Na altura, o médico defendeu que a prioridade no combate à covid-19 deve ser dada ao reforço dos profissionais de saúde, o que passa por acelerar a formação de médicos intensivistas e aumentar os recursos na área da enfermagem.
José Artur Paiva, que é também presidente do Colégio da Especialidade de Medicina Intensiva da Ordem dos Médicos, afirmou que a questão dos recursos humanos é “fundamental” e confessou que se sente “triste quando vê a preocupação centrada nos ventiladores”. Segundo dados divulgados em 02 de maio pelo Ministério da Saúde, Portugal tinha 1.814 ventiladores.
Questionado se poderá estar a haver um recurso excessivo a intubação traqueal e ventilação mecânica em Portugal, António Pais Martins afirmou não existir evidência científica para suportar ou negar tal afirmação, mas considerou que é “criteriosamente utilizada” nos hospitais.

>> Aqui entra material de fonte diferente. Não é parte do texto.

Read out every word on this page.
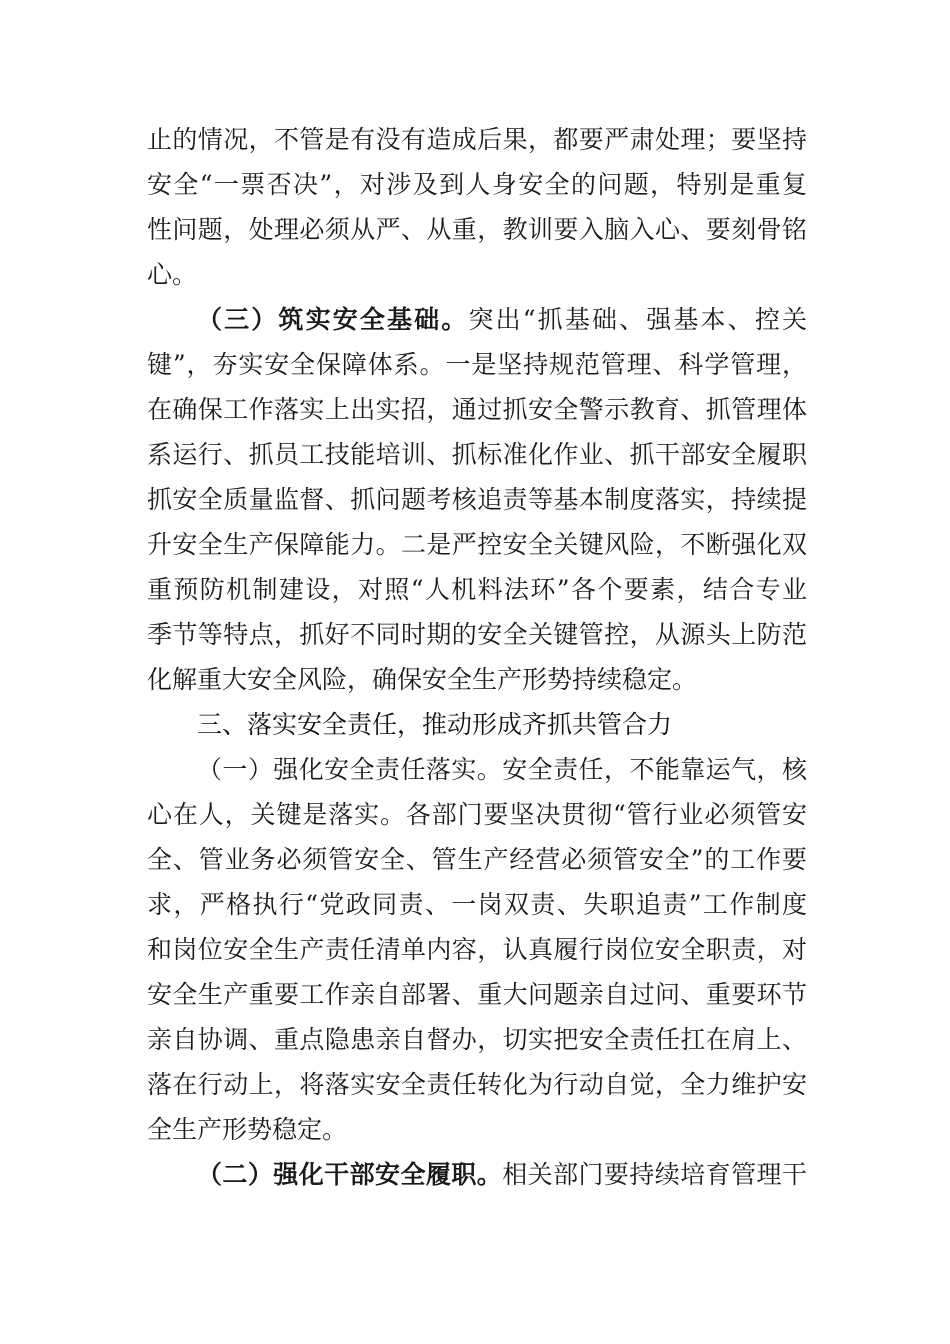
止的情况，不管是有没有造成后果，都要严肃处理；要坚持
安全“一票否决”，对涉及到人身安全的问题，特别是重复
性问题，处理必须从严、从重，教训要入脑入心、要刻骨铭
心。
（三）筑实安全基础。突出“抓基础、强基本、控关
键”，夯实安全保障体系。一是坚持规范管理、科学管理，
在确保工作落实上出实招，通过抓安全警示教育、抓管理体
系运行、抓员工技能培训、抓标准化作业、抓干部安全履职
抓安全质量监督、抓问题考核追责等基本制度落实，持续提
升安全生产保障能力。二是严控安全关键风险，不断强化双
重预防机制建设，对照“人机料法环”各个要素，结合专业
季节等特点，抓好不同时期的安全关键管控，从源头上防范
化解重大安全风险，确保安全生产形势持续稳定。
三、落实安全责任，推动形成齐抓共管合力
（一）强化安全责任落实。安全责任，不能靠运气，核
心在人，关键是落实。各部门要坚决贯彻“管行业必须管安
全、管业务必须管安全、管生产经营必须管安全”的工作要
求，严格执行“党政同责、一岗双责、失职追责”工作制度
和岗位安全生产责任清单内容，认真履行岗位安全职责，对
安全生产重要工作亲自部署、重大问题亲自过问、重要环节
亲自协调、重点隐患亲自督办，切实把安全责任扛在肩上、
落在行动上，将落实安全责任转化为行动自觉，全力维护安
全生产形势稳定。
（二）强化干部安全履职。相关部门要持续培育管理干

“A escalada de suporte ventilatório deve ser analisada em equipa e ponderada caso a caso. Existem ‘guidelines’ claras para a intubação traqueal e para a ventilação mecânica”, frisou.
Ainda sobre a forma como em Portugal se tem desenvolvido o combate à covid-19, António Pais Martins reconheceu a capacidade de gerir a pandemia e o número de doentes admitidos nas Unidades de Cuidados Intensivos, mas alertou para uma “segunda onda” que virá e que irá pôr o país à prova, “uma vez que todos os indicadores apontam para que o número de doentes infetados cresça substancialmente”.
Também José Artur Paiva alertara, na conferência, que “a covid-19 vai ser endémica ao longo do tempo”, até porque o sucesso das medidas de confinamento deixou o país com uma taxa de imunização tão baixa que é expectável o regresso de “ondas secundárias” de epidemia.
Portugal regista hoje 1.114 mortes relacionadas com a covid-19 e 27.268 infetados, segundo o boletim epidemiológico divulgado na sexta-feira pela Direção-Geral da Saúde.